Daniel Gutierrez Govino, João Victor Pereira Romano, Gustavo de Almeida Fernandes e Marcelo Aron Cwerner são os quatro integrantes da Brigada de Alter, grupo independente que atua de forma voluntária para proteger a Floresta Amazônica em Alter do Chão, no Pará, que foram presos preventivamente na terça-feira, 26. No dia seguinte, após a audiência de custódia com o mesmo juiz que autorizou a prisão, Alexandre Rizzi, da 1ª Vara Criminal de Santarém, o pedido de liberdade foi negado.
A relação entre a atuação de ONGs com o trabalho contra o desmatamento e as queimadas na região foi a receita para mais uma implosão no que se refere ao governo do presidente Jair Bolsonaro e o meio ambiente. A notícia chegou à imprensa internacional, foi repercutida pelos prestigiosos The New York Times e The Guardian, e gerou manifestações de apoio de instituições do terceiro setor, como a WWF-Brasil, citada no inquérito da Polícia Civil por ter realizado uma doação de cerca de 70.000 reais à brigada.
Apesar da singularidade da notícia, a forma de atuação da Polícia Civil e a decisão do juiz norteiam quase metade dos casos de presos no Brasil. É o que explicou o advogado criminalista Henrique Abi-Ackel, conselheiro do Instituto de Ciências Penais, que não está envolvido com o caso e analisou documentos obtidos pela reportagem deste blog.
De acordo com Abi-Ackel, qualquer indício é suficiente para dar início a uma investigação. “Seja uma denúncia anônima ou não, a partir do momento em que há o mínimo de dúvida, a polícia precisa cumprir com o seu papel, que é o de investigar. Se a denúncia não foi anônima e no futuro for revelado que a ação foi caluniosa, o denunciante poderá responder pelo crime que cometeu”, explicou.
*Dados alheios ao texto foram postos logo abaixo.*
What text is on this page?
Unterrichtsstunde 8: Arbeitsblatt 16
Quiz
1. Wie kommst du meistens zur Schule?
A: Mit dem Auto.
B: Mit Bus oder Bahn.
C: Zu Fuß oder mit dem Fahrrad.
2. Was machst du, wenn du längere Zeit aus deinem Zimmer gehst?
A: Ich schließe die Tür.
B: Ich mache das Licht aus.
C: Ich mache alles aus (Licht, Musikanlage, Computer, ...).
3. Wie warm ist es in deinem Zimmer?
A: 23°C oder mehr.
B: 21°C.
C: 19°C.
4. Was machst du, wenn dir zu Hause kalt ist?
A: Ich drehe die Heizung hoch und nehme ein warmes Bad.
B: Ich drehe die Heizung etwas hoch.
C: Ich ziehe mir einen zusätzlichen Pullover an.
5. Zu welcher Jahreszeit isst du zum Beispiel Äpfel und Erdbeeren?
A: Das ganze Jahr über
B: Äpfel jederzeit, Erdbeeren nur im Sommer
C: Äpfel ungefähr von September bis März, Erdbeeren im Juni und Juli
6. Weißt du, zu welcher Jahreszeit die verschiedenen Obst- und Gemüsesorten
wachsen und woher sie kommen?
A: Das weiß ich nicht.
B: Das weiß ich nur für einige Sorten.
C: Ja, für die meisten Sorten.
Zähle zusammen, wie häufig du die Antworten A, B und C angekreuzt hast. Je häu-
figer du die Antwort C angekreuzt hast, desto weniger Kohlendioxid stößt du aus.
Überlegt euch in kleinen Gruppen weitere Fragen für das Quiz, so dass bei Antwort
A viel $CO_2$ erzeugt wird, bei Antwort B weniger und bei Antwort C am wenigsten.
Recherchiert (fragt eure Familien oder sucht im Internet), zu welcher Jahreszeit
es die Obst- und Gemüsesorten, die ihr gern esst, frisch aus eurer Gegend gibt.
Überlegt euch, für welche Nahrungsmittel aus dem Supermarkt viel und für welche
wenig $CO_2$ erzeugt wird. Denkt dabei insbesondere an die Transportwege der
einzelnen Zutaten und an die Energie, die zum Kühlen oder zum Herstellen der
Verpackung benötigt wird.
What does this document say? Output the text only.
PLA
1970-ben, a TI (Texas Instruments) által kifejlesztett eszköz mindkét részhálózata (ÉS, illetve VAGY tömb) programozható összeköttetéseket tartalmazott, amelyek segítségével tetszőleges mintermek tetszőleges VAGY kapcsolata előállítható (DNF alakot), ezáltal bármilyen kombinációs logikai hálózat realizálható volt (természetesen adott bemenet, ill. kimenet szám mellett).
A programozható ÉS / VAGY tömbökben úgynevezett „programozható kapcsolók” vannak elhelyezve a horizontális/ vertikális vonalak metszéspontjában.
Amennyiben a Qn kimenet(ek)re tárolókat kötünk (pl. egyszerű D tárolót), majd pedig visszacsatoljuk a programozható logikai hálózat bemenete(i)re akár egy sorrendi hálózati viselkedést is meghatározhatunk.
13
Contudo, na opinião do criminalista, medidas cautelares poderiam ter sido aplicadas. “A prisão preventiva deveria ser um recurso completamente excepcional, o que não ocorre no Brasil. Eles poderiam aplicar fiança, exigir o uso de tornozeleiras eletrônicas, afastar os brigadistas de suas funções, entre outras soluções. A meu ver, a prisão pode ser exagerada”, afirmou.
Ao mesmo tempo, não há inconstitucionalidade no ato. A garantia da ordem pública é um dos requisitos para determinar a prisão preventiva e foi este o entendimento do juiz para a decisão. Neste momento, não há elementos, nem nos diálogos ou nos documentos apresentados, que comprovem a ocorrência de algum crime.
“O que aconteceu com eles é o que vemos todos os dias na área criminal. Acaba sendo uma antecipação da pena, sendo que ela nem foi definida ainda. No Brasil, tem-se a ideia de que enquanto não há alguém preso, ninguém está pagando pelo crime, mas isso só deveria acontecer depois de um julgamento e uma condenação”, disse. Até agosto deste ano, a população carcerária no Brasil era de 812.564 presos, sendo 41,5% presos provisórios. No caso de Alter do Chão, a situação ganhou outro tom pelo conteúdo midiático.
Caso a investigação conclua que os quatro rapazes não cometeram o crime, eles poderão buscar uma tentativa de retratação na área civil. Nesse cenário, será apurado se a ação policial foi exagerada, negligente, ilícita ou imprudente, por exemplo.
Na quarta-feira, 27, o Ministério Público Federal divulgou uma nota:
“O Ministério Público Federal (MPF) em Santarém (PA) enviou ofício à Polícia Civil do Pará requisitando acesso integral ao inquérito que acusa brigadistas por incêndios florestais em área de proteção ambiental em Alter do Chão. Desde setembro, já estava em andamento na Polícia Federal um inquérito com o mesmo tema. Na investigação federal, nenhum elemento apontava para a participação de brigadistas ou organizações da sociedade civil. Ao contrário, a linha das investigações federais, que vem sendo seguida desde 2015, aponta para o assédio de grileiros, ocupação desordenada e para a especulação imobiliária como causas da degradação ambiental em Alter. Por se tratar de um dos balneários mais famosos do país, a região é objeto de cobiça das indústrias turística e imobiliária e sofre pressão de invasores de terras públicas.”